Les médecins ont montré que l’origine de d’une malformation plus ou moins importante de la moelle épinière chez le nouveau né provenait souvent d’une carence en vitamine B9, ce qu’on appelle les folates, au début de grossesse.

Ces folates se trouvaient volontiers dans le pain noir, et les légumineuses, mais moins dans la farine blanche, trop tamisée, trop blutée dit-on, c’est le mot des boulangers.

C’est dans les années 1960 que des chercheurs anglais Richard Smithells et Elizabeth Hibbard l’ont démontré, et dans les années 1990 qu’a été prouvé l’effet bénéfique de la prise de ces folates dans la période périconceptionnelle, avant et après le début de grossesse.

Mais attention ! Les faibles doses prises avant la grossesse et pendant la grossesse sont efficaces. Mais des doses importantes prises tardivement entrainent un effet paradoxal !

La vitamine B9 est un maillon essentiel de la multiplication cellulaire, donc un stimulant des cellules en folie : les cellules cancéreuses. Il est donc bien plus simple d’adopter une alimentation variée en routine, et bien sur quand le désir de grossesse s’annonce…

Après le temps du pain blanc, voici le temps des merveilleux pains semi-complets, au levain, agrémentés de graines diverses. (Pain Virgule Le Landreau)
Après le temps du pain blanc, voici le temps des merveilleux pains semi-complets, au levain, agrémentés de graines diverses. (Pain Virgule Le Landreau)

Le pain complet, ou semi complet pour certains, est bien plus riche en vitamines, sels minéraux. Surtout s’il est poussé au levain.

Vers les années 2000, une soixantaine de pays, Etats-Unis en tête, ont décidé d’enrichir les farines blanches en folates, comme on avait judicieusement enrichi le sel de cuisine en iode. Et bien sûr, la maladie est devenue moins fréquente, on est dans de la science.
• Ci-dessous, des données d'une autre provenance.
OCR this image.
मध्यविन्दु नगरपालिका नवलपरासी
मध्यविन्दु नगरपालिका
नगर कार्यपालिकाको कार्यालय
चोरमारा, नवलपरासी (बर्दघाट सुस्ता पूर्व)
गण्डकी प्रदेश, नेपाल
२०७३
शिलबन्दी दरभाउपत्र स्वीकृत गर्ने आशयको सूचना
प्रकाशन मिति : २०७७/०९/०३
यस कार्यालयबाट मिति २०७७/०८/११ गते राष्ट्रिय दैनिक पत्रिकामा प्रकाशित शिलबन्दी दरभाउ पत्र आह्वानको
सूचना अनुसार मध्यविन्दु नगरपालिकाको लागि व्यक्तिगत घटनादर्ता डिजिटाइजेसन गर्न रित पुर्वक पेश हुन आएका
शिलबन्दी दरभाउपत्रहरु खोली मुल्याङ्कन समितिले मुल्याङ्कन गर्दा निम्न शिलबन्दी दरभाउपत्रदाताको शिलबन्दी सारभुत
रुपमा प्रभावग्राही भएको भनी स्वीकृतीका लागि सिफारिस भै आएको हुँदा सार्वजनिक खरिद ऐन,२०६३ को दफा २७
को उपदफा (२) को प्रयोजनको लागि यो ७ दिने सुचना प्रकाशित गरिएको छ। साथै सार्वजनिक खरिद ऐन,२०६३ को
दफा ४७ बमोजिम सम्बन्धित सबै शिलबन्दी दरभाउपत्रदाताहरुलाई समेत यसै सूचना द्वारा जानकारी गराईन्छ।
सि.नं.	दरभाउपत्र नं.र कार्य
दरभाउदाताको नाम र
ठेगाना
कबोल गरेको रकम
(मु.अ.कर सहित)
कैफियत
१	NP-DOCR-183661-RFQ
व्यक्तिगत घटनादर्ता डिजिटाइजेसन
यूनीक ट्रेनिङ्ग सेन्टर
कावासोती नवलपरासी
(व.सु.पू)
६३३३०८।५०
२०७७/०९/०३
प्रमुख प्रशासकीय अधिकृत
Avant cette décision, on estimait qu’un américain sur cinq était carencé en folates !

Deuxième point : le pain blanc est pauvre en fibres. Et il participe à l’appauvrissement de notre microbiote, source de bien des tracas.

Il eût été bien plus logique, et plus plaisant pour nos papilles de “changer de pain”, mais c’est de bon coeur que la plupart des terriens ont adopté une alimentation guidée par un marketing s’appuyant sur la force symbolique ancienne de ce pain blanc, allié à la recherche des prix bas.

Le pain blanc, le parfait symbole de la victoire sur la pauvreté s’est pourtant montré bien douloureux pour certaines familles !

Gerbes de blé à l’ombre
Gerbes de blé à l’ombre

PS : je suis surpris au labo de la fréquence des carences en folates dans la population générale, sans forcément d’impact sur le taux d’hémoglobine, c’est à dire sans anémie. Sans doute une sous consommation de produits frais. La vitamine B9 est en partie détruite par la cuisson.

PS : il est fascinant d’observer un phénomène similaire avec le riz blanc. Sa consommation exclusive entrainait l’apparition du Béribéri, par carence en vitamine B1…

Le pain blanc, aliment à haute valeur symbolique.